… following a meeting with MFDP
Communities affected by logging concessions have suspended a planned week-long sit-in protest for over US$5.5 million in land rental fees they claimed that the Liberian government owes them. The suspension came after an agreement was reached between them and the Ministry of Finance Development Planning (MFDP).
The protesters, representing 11 concession areas across Liberia, gathered in front of the MFDP on Tuesday, August 3, demanding the government to settle arrears owed them in order to implement some development projects in their respective communities.
The peaceful sit-in protest was organized by the National Union of Communities Forestry Development Committee (NUCFDC), an umbrella organization of Community Forestry Development Committees (CFDC).

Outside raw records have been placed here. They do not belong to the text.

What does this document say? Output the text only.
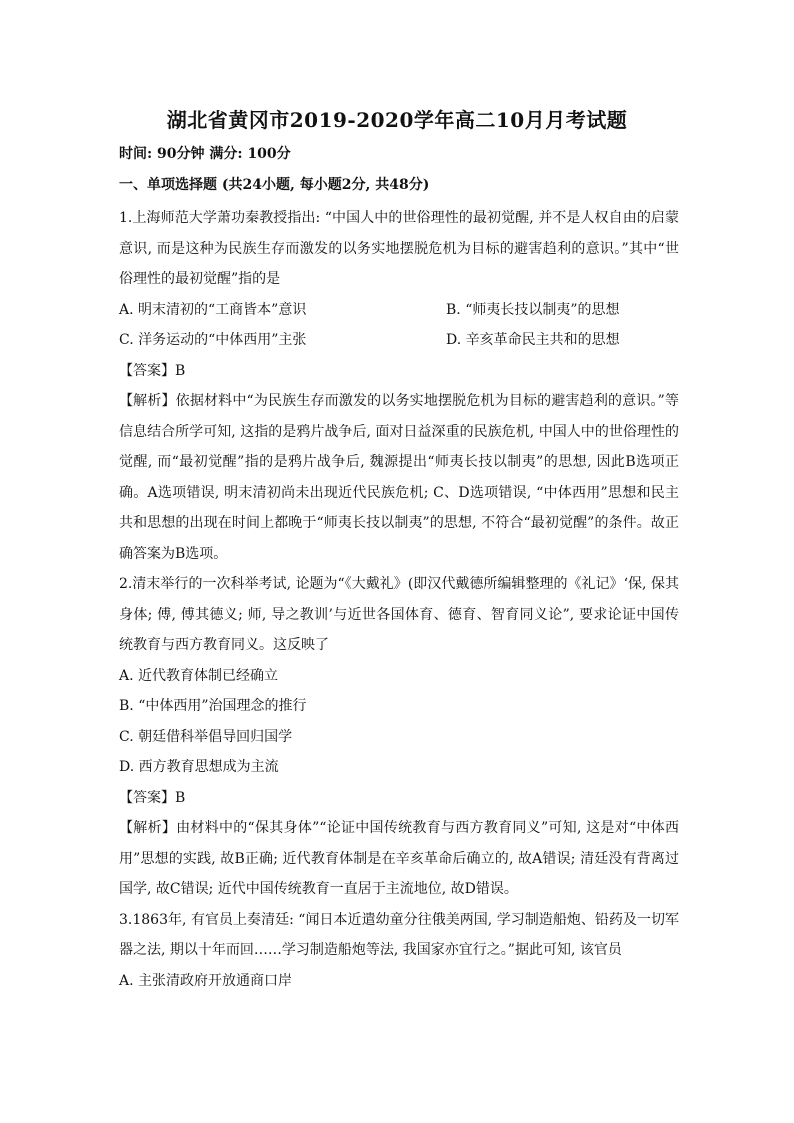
湖北省黄冈市2019-2020学年高二10月月考试题
时间: 90分钟 满分: 100分
一、单项选择题 (共24小题, 每小题2分, 共48分)

1.上海师范大学萧功秦教授指出: “中国人中的世俗理性的最初觉醒, 并不是人权自由的启蒙意识, 而是这种为民族生存而激发的以务实地摆脱危机为目标的避害趋利的意识。”其中“世俗理性的最初觉醒”指的是

A. 明末清初的“工商皆本”意识	B. “师夷长技以制夷”的思想
C. 洋务运动的“中体西用”主张	D. 辛亥革命民主共和的思想

【答案】B

【解析】依据材料中“为民族生存而激发的以务实地摆脱危机为目标的避害趋利的意识。”等信息结合所学可知, 这指的是鸦片战争后, 面对日益深重的民族危机, 中国人中的世俗理性的觉醒, 而“最初觉醒”指的是鸦片战争后, 魏源提出“师夷长技以制夷”的思想, 因此B选项正确。A选项错误, 明末清初尚未出现近代民族危机; C、D选项错误, “中体西用”思想和民主共和思想的出现在时间上都晚于“师夷长技以制夷”的思想, 不符合“最初觉醒”的条件。故正确答案为B选项。

2.清末举行的一次科举考试, 论题为“《大戴礼》(即汉代戴德所编辑整理的《礼记》‘保, 保其身体; 傅, 傅其德义; 师, 导之教训’与近世各国体育、德育、智育同义论”, 要求论证中国传统教育与西方教育同义。这反映了

A. 近代教育体制已经确立

B. “中体西用”治国理念的推行

C. 朝廷借科举倡导回归国学

D. 西方教育思想成为主流

【答案】B

【解析】由材料中的“保其身体”“论证中国传统教育与西方教育同义”可知, 这是对“中体西用”思想的实践, 故B正确; 近代教育体制是在辛亥革命后确立的, 故A错误; 清廷没有背离过国学, 故C错误; 近代中国传统教育一直居于主流地位, 故D错误。

3.1863年, 有官员上奏清廷: “闻日本近遣幼童分往俄美两国, 学习制造船炮、铅药及一切军器之法, 期以十年而回……学习制造船炮等法, 我国家亦宜行之。”据此可知, 该官员

A. 主张清政府开放通商口岸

Speaking to reporters, Andrew Zelemen, the head of secretariat, said they are requesting the government to ensure that US$2.2 million is apportioned into the current special budget that is being debated by members of the Legislature.
“We understand that the country is being faced with economic constraints. But at the moment and because of the need for continuous developments in communities where the concessions are in operation, we would like the government to prioritize payment of some of the arrears they owe us,” he said.

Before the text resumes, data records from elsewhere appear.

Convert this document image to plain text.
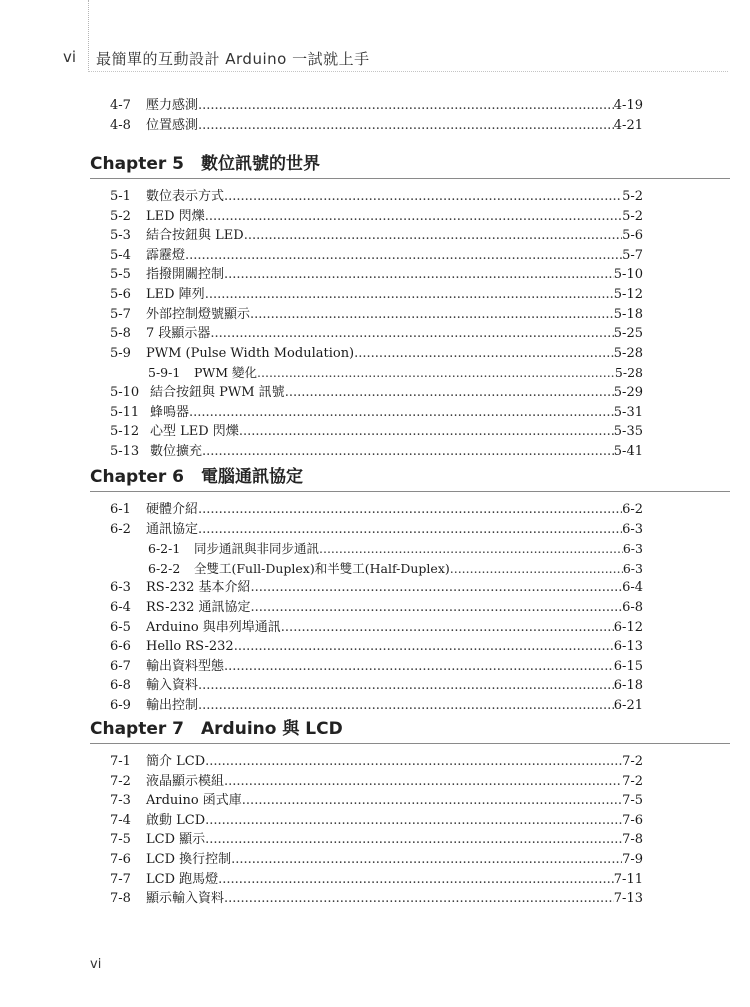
vi 最簡單的互動設計 Arduino 一試就上手
4-7	壓力感測 .....	4-19
4-8	位置感測 .....	4-21
Chapter 5　數位訊號的世界
5-1	數位表示方式 .....	5-2
5-2	LED 閃爍 .....	5-2
5-3	結合按鈕與 LED .....	5-6
5-4	霹靂燈 .....	5-7
5-5	指撥開關控制 .....	5-10
5-6	LED 陣列 .....	5-12
5-7	外部控制燈號顯示 .....	5-18
5-8	7 段顯示器 .....	5-25
5-9	PWM (Pulse Width Modulation) .....	5-28
5-9-1	PWM 變化 .....	5-28
5-10 結合按鈕與 PWM 訊號 .....	5-29
5-11 蜂鳴器 .....	5-31
5-12 心型 LED 閃爍 .....	5-35
5-13 數位擴充 .....	5-41
Chapter 6　電腦通訊協定
6-1	硬體介紹 .....	6-2
6-2	通訊協定 .....	6-3
6-2-1	同步通訊與非同步通訊 .....	6-3
6-2-2	全雙工(Full-Duplex)和半雙工(Half-Duplex) .....	6-3
6-3	RS-232 基本介紹 .....	6-4
6-4	RS-232 通訊協定 .....	6-8
6-5	Arduino 與串列埠通訊 .....	6-12
6-6	Hello RS-232 .....	6-13
6-7	輸出資料型態 .....	6-15
6-8	輸入資料 .....	6-18
6-9	輸出控制 .....	6-21
Chapter 7　Arduino 與 LCD
7-1	簡介 LCD .....	7-2
7-2	液晶顯示模組 .....	7-2
7-3	Arduino 函式庫 .....	7-5
7-4	啟動 LCD .....	7-6
7-5	LCD 顯示 .....	7-8
7-6	LCD 換行控制 .....	7-9
7-7	LCD 跑馬燈 .....	7-11
7-8	顯示輸入資料 .....	7-13
vi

Mr. Zelemen said that since 2017, the government has yet to remit the 30 percent land rental fees that belong to communities affected by concessions.

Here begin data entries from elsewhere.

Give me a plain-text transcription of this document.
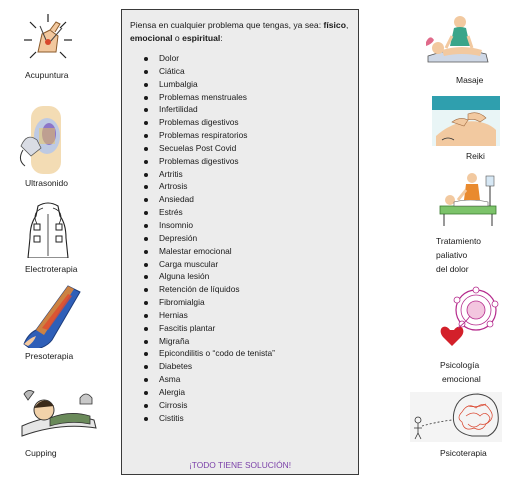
Acupuntura
Ultrasonido
Electroterapia
Presoterapia
Cupping
Piensa en cualquier problema que tengas, ya sea: físico,
emocional o espiritual:
Dolor
Ciática
Lumbalgia
Problemas menstruales
Infertilidad
Problemas digestivos
Problemas respiratorios
Secuelas Post Covid
Problemas digestivos
Artritis
Artrosis
Ansiedad
Estrés
Insomnio
Depresión
Malestar emocional
Carga muscular
Alguna lesión
Retención de líquidos
Fibromialgia
Hernias
Fascitis plantar
Migraña
Epicondilitis o “codo de tenista”
Diabetes
Asma
Alergia
Cirrosis
Cistitis
¡TODO TIENE SOLUCIÓN!
Masaje
Reiki
Tratamiento
paliativo
del dolor
Psicología
emocional
Psicoterapia
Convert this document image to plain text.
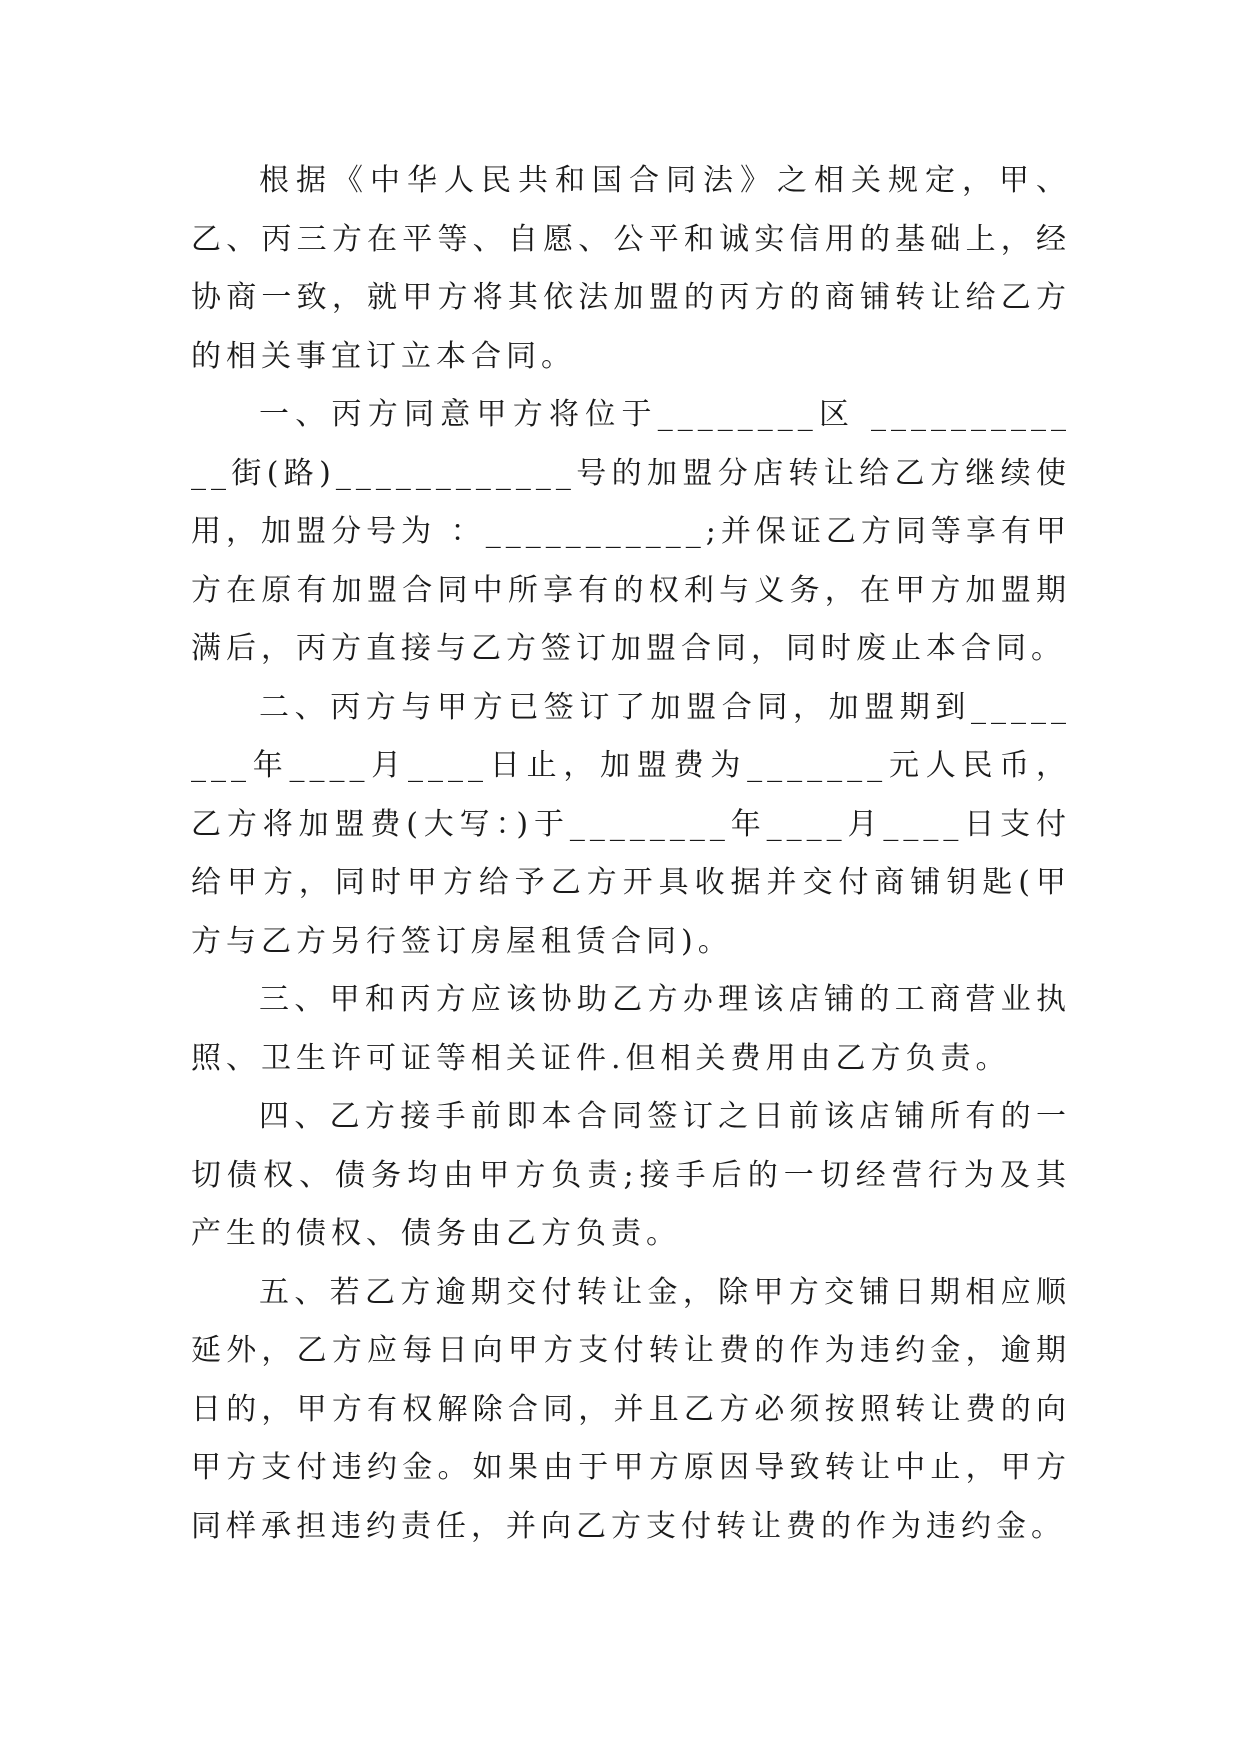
根据《中华人民共和国合同法》之相关规定，甲、乙、丙三方在平等、自愿、公平和诚实信用的基础上，经协商一致，就甲方将其依法加盟的丙方的商铺转让给乙方的相关事宜订立本合同。

一、丙方同意甲方将位于________区 ____________街(路)____________号的加盟分店转让给乙方继续使用，加盟分号为 ：___________;并保证乙方同等享有甲方在原有加盟合同中所享有的权利与义务，在甲方加盟期满后，丙方直接与乙方签订加盟合同，同时废止本合同。

二、丙方与甲方已签订了加盟合同，加盟期到________年____月____日止，加盟费为_______元人民币，乙方将加盟费(大写：)于________年____月____日支付给甲方，同时甲方给予乙方开具收据并交付商铺钥匙(甲方与乙方另行签订房屋租赁合同)。

三、甲和丙方应该协助乙方办理该店铺的工商营业执照、卫生许可证等相关证件.但相关费用由乙方负责。

四、乙方接手前即本合同签订之日前该店铺所有的一切债权、债务均由甲方负责;接手后的一切经营行为及其产生的债权、债务由乙方负责。

五、若乙方逾期交付转让金，除甲方交铺日期相应顺延外，乙方应每日向甲方支付转让费的作为违约金，逾期日的，甲方有权解除合同，并且乙方必须按照转让费的向甲方支付违约金。如果由于甲方原因导致转让中止，甲方同样承担违约责任，并向乙方支付转让费的作为违约金。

Accordingly, the Forestry Reform Act of 2016 mandates the government to give back to the communities 30 percent of the money collected by the government through the Forestry Development Authority and the Central Bank of Liberia.
But it is reported that since the ascension of the Administration of President George Manneh Weah, communities affected by concessions are yet to get their just benefits, a situation the affected communities have considered as a violation of their rights.
The affected forest communities, after three years of attempts to engage the Ministry of Finance and the Legislature, did not prove fruitful.
The protesters gathered with placards bearing several inscriptions: “Gov’t when will you pay back our money; respect the forest reform law, logging will not continue if we do not get our money. Respect the rights of the poor.”
Responding to the Protesters’ concerns, the Comptroller and Accountant General of Liberia, Atty. Janga Kowo, asked the representatives of the affected forest communities to give his ministry a chance to look into the matter.
Mr. Kowo, who claimed that he was not aware of the situation since he took over as comptroller general, promised to brief the Finance Minister on the issue. He told reporters that the government remains committed to addressing the plight of the citizens.
“This government is cognizant of the conditions of the citizens because of the Pro Poor Agenda for Prosperity and Development. We will make sure that the communities get their just benefits from their forests,” Kowo told reporters.
Meanwhile, the protesters have given authorities of the Finance Ministry one week to look into their situation. According to them, if nothing is done by the Ministry to provide positive feedback, they will continue the peaceful protest before the Ministry.
Moreover, they have said that if the government does not consider their request to apportion money in the special national budget, their next course of action will be that concessions will not operate in their respective areas until the government can meet their demand.